Simon had winced at her justly mocking tone.

“I’m a grown woman, my lord,” she’d said standing before him naked to prove her point. “My Tommy died in Spain so I’m my own mistress now.”

He’d felt doubly appalled at that point: he’d just bedded a serving wench who was also a war widow.

Like a coward, Simon had slunk away and not gone back.

He flexed his left arm; the taut, scarred skin tingled, but was not painful. At least not much. He was better every day and even the worst of his wounds was well on the road to healing.

Peel appeared in the open doorway. “Will you have a shave before dinner, my lord?”

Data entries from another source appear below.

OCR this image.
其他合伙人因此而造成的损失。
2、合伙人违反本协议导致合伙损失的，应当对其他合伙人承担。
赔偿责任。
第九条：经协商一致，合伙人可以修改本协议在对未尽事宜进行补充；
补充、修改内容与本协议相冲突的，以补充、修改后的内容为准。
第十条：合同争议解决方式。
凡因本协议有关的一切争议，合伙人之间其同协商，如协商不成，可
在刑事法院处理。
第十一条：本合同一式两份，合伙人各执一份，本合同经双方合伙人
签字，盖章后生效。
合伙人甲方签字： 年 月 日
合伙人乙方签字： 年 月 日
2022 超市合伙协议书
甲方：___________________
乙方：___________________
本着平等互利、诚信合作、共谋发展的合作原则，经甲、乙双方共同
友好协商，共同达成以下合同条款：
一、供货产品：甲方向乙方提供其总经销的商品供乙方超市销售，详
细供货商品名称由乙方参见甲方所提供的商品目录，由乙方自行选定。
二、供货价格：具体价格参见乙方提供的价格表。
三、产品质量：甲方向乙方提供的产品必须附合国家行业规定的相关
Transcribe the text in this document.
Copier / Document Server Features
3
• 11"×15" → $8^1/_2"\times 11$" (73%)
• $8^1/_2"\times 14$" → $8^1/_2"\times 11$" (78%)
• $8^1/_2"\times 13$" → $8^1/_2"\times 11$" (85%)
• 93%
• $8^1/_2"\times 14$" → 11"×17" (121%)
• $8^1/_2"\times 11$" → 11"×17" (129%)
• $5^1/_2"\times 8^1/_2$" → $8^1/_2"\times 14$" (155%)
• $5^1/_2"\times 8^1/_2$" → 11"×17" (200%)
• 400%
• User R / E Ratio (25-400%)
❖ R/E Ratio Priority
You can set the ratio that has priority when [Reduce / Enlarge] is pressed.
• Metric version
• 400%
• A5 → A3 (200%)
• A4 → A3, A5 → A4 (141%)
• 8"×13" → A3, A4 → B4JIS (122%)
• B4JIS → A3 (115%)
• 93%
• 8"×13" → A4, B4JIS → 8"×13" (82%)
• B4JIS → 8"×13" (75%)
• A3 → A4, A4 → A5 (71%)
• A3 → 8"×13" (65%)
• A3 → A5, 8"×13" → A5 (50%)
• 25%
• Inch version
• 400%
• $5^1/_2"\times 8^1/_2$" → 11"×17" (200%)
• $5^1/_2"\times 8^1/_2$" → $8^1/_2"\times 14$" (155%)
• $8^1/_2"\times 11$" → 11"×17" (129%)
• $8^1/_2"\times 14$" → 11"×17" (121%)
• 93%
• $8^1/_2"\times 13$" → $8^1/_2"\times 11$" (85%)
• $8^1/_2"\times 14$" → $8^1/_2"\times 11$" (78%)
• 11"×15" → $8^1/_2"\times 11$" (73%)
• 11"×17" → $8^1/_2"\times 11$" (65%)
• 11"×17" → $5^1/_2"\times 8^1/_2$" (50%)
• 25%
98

Simon looked up from his red, rough forearm and grunted. Dinner? He stared at the fragrant, golden liquid in his other hand, suddenly recalling the tall, skinny wench he’d found lurking outside Wyndham’s study. Who the bloody hell was she? She’d looked familiar but he couldn’t recall ever meeting a woman so tall. Her wide, gray eyes hovered in his mind—surprised and outraged. He smirked at the memory. Well, that’s what you get for eavesdropping, missy.

He took another drink and realized Peel was still waiting. “Dinner, eh?” He’d been eating in his room more often than not these days, but he couldn’t help admit to some curiosity about the woman he’d just met. Perhaps she would be dining with the family?

Well, what the hell else did he have to do? He snorted and then quaffed the contents of the glass. “Yes, a shave before dinner, Peel.”